Evensky is the president and founder of the Florida-based Evensky & Katz. Hill is the chief investment officer of the Maryland-based Pinnacle Advisory Group. Cassaday is the president and CEO of Virginia-based Cassaday & Co. Kaye is the president of New Jersey-based AEPG Wealth Strategies. Nowak is a partner with New York-based Highmount Capital.

Embracing the unconventional

Investment committees are where opinions, ideas and facts get translated into policy decisions about asset allocation and fund selection. An investment committee’s work is undeniably the central element that determines whether client goals are met.

Each panelist’s firm had a unique approach to structuring its investment committee, and those differences revealed some best practices that can maximize the likelihood of good results for your firm. Here are five ideas you can put to work:

  • Listen outside the box. All five panelists devote significant portions of their investment committee meetings to discussing the economy, but they pull input from diverse sources. A number subscribe to expensive consulting services like Ned Davis, Ed Yardeni, ISI International Strategy, Cumberland and Jim Grant and use research from investment managers like GMO. Evensky said he relies extensively on institutional research from firms like J.P. Morgan and Goldman Sachs, which provide him with access because of the relationships he has with those firms.

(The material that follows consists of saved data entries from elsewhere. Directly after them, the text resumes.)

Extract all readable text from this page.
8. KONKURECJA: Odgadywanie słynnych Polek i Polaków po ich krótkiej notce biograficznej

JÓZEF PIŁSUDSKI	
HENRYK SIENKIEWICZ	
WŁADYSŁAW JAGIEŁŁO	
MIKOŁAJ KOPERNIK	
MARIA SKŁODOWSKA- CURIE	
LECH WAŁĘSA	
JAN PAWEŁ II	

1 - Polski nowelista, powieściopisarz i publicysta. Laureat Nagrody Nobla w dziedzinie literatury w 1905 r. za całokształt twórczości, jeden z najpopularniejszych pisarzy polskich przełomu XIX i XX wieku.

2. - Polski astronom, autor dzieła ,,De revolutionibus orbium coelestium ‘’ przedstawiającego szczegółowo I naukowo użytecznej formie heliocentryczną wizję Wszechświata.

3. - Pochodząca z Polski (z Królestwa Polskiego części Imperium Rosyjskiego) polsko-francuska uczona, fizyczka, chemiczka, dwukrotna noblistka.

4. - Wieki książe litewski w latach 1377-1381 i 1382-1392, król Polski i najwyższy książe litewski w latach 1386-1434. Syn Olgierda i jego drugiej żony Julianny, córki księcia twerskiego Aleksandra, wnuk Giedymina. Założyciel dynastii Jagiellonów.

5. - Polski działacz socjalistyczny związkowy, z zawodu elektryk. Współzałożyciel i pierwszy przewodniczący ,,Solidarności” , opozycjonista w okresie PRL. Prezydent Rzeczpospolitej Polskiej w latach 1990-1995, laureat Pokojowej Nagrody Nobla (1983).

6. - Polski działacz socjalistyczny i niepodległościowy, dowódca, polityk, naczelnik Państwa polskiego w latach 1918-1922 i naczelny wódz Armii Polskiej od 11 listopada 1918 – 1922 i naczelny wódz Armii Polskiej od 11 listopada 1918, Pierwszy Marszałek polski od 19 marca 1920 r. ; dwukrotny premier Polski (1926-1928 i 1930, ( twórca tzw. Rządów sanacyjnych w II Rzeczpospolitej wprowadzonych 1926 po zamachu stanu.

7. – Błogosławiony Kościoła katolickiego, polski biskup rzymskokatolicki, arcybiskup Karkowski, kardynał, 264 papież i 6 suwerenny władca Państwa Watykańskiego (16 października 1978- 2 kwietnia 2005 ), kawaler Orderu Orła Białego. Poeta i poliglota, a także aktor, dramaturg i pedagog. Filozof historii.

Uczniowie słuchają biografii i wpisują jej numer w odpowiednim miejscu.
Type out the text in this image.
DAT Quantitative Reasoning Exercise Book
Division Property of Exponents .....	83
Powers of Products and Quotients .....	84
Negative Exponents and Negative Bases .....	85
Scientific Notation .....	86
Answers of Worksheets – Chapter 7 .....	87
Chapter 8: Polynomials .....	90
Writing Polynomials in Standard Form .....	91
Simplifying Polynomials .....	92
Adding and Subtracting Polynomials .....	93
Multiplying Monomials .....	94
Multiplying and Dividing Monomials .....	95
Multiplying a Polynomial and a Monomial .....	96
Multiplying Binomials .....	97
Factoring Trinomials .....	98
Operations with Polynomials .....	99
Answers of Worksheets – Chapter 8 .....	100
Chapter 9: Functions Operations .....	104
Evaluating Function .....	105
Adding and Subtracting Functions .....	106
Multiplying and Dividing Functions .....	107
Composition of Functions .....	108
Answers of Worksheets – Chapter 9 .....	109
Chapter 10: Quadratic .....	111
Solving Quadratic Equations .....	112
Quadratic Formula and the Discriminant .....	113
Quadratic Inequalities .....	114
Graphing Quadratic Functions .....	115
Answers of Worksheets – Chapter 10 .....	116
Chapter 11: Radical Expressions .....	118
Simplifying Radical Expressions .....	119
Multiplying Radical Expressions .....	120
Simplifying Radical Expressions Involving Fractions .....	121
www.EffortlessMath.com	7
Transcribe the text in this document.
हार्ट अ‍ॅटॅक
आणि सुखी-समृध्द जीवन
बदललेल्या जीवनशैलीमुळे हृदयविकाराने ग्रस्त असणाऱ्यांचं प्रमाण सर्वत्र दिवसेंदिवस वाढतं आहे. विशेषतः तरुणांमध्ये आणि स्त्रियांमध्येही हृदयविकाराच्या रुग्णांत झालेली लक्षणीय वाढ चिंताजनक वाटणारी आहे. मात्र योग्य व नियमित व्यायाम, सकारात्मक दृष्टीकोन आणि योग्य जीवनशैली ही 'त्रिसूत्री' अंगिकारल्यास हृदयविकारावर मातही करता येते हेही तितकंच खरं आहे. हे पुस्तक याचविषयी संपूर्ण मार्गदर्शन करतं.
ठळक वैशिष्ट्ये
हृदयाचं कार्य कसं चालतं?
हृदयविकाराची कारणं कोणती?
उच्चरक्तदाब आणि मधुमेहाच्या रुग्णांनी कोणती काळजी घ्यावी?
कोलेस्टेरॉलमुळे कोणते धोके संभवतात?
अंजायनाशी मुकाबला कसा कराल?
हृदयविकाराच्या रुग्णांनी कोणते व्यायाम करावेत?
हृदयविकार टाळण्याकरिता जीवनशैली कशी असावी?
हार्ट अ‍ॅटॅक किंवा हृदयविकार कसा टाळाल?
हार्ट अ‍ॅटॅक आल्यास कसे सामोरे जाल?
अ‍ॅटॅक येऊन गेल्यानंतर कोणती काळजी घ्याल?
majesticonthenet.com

    But Cassaday has a different approach. “We ignore them all completely,” he said, ”because when you have equally credentialed experts speaking every day with diametrically opposed perspectives on the same topic, it just calls the whole thing into question.”

    If consulting and research firms “were accountable for their recommendations and policy decisions and got paid based on that, they'd be broke,” Cassaday said. Instead, he said, he invests the money he would have paid for those services into his internal staff.